Cuando la familia me regaló una bicicleta estática por mi cumpleaños, yo ya tenía noticia de que el destino último de estos artilugios es el de servir de ropero. Por eso, lo primero que pensé al verla en un rincón de la habitación, en perfecta simetría con el ficus benjamina del rincón opuesto, fue que el tipo que inventó la bicicleta estática debía de estar dotado de un gran poder de persuasión, pues no es moco de pavo convencer a alguien de que compre una bicicleta sin ruedas.
Me imagino al tipo delante de su bicicleta inútil (ahora no viene al caso saber por qué a su bicicleta le faltaban las ruedas), preguntándose qué hacer con ella, y como es un hombre práctico, lo primero que se le ocurre es vendérsela al vecino.
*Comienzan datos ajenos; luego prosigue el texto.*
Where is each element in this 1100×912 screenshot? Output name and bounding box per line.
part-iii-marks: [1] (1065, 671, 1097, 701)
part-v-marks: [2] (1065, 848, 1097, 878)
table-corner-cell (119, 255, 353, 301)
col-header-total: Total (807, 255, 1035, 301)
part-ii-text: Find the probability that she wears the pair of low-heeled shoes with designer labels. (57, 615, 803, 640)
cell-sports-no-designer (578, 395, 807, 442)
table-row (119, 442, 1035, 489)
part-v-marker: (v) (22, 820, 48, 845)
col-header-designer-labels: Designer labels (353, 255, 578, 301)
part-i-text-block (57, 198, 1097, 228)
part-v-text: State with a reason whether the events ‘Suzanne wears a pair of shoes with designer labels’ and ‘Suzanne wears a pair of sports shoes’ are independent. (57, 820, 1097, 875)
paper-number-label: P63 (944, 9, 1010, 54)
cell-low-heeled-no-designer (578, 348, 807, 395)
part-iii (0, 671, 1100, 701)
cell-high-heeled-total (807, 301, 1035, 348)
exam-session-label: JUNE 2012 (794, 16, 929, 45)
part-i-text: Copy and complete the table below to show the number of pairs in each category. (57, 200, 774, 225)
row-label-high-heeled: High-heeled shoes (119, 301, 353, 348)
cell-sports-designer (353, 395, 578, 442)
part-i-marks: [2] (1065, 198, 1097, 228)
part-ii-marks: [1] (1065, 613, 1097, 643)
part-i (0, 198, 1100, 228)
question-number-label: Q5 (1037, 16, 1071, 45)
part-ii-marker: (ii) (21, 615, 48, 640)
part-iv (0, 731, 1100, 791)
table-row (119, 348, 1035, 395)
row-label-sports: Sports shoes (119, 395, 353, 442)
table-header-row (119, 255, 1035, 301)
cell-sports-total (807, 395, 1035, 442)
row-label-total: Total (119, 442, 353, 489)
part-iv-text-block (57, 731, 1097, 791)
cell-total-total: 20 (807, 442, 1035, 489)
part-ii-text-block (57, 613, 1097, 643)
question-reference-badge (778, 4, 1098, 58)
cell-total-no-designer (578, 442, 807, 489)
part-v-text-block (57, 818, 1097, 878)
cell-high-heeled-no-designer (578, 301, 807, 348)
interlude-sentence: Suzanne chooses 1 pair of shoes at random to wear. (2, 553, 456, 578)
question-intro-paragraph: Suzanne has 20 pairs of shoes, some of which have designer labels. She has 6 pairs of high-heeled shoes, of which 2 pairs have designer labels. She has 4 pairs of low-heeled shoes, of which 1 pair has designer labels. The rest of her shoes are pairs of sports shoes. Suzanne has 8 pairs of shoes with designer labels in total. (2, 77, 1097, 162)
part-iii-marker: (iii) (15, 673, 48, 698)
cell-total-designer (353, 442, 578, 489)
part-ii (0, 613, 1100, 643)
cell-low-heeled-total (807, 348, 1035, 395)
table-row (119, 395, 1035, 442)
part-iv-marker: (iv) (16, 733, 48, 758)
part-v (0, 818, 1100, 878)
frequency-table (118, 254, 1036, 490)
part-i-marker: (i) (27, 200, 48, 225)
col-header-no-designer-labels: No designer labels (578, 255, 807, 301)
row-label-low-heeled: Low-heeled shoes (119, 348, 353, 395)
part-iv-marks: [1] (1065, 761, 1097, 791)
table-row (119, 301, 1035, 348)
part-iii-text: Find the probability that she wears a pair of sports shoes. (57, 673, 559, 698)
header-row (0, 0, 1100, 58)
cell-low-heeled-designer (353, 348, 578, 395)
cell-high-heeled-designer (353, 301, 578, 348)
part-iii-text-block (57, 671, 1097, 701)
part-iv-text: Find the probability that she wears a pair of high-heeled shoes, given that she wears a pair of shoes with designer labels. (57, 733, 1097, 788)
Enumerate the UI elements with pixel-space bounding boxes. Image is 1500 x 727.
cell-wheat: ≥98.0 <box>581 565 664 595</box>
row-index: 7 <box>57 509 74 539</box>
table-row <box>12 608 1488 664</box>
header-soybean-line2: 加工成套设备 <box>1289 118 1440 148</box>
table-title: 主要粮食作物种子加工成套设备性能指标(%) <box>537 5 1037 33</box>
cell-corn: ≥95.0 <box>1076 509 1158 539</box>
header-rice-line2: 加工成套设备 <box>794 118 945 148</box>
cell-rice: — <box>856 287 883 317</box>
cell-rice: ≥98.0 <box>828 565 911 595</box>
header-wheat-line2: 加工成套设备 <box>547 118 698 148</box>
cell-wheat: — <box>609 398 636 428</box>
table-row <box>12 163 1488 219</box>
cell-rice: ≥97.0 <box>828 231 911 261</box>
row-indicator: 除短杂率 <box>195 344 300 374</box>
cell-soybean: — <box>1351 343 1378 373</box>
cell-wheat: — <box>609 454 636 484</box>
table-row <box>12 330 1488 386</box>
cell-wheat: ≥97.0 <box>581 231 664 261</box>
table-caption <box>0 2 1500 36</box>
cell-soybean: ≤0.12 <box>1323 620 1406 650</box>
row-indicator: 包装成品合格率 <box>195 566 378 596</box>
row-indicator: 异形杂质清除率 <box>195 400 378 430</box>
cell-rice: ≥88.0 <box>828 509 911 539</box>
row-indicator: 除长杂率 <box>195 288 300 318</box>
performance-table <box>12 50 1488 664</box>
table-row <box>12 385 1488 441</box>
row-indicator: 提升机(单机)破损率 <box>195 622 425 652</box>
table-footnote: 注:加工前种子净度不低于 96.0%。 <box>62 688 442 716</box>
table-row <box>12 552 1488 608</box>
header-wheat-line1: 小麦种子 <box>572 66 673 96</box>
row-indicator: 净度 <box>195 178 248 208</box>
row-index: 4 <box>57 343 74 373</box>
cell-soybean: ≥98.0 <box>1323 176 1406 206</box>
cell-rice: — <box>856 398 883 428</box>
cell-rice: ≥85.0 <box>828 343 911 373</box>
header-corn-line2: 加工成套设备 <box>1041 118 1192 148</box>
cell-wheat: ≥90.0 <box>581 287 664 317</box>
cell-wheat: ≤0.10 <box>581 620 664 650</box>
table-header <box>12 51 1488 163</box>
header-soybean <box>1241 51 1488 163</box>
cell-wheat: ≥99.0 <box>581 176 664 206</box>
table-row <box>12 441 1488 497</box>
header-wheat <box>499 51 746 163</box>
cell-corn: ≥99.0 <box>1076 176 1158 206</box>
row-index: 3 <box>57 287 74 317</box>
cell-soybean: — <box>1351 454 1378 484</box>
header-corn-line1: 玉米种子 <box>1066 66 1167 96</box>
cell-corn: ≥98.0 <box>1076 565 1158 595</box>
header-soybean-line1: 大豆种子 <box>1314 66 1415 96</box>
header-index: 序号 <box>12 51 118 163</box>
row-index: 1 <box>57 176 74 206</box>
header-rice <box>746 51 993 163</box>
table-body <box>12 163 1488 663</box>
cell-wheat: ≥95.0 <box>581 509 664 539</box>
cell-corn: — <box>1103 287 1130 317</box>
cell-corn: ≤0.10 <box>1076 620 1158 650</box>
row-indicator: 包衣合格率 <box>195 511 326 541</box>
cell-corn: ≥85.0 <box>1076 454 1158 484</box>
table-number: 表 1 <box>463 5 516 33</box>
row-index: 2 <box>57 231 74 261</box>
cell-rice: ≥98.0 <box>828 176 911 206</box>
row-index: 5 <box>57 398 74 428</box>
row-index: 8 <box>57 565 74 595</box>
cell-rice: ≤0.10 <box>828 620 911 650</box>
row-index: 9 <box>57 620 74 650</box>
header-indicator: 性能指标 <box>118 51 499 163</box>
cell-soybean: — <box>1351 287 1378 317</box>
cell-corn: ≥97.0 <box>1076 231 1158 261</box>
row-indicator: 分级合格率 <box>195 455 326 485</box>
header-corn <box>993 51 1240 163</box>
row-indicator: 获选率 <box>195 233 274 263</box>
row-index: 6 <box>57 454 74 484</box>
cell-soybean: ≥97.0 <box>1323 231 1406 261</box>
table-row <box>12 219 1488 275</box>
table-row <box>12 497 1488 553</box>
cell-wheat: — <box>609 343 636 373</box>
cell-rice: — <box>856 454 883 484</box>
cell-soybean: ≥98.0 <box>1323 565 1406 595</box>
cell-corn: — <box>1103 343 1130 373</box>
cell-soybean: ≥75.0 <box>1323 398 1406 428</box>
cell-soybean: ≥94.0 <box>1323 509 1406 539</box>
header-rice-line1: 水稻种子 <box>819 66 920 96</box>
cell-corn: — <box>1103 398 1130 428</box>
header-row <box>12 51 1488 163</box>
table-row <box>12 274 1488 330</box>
Es entonces cuando astutamente decide quitarle importancia a las ruedas para dársela a los pedales, y señalar los beneficios de viajar con la imaginación, sin moverse de casa: “No tienes riesgo de accidentes, y al mover los pedales mueves las piernas, que a su vez mueven el corazón. ¡¿Quién quiere ruedas?!”, algo así le diría al vecino, palabras que con ligeras variantes utilizaría posteriormente la publicidad. Y después de venderle la bicicleta, ya puesto, le vendería un cuchillo sin filo, argumentando que era lo mejor para hacer ejercicios de brazos y muñecas.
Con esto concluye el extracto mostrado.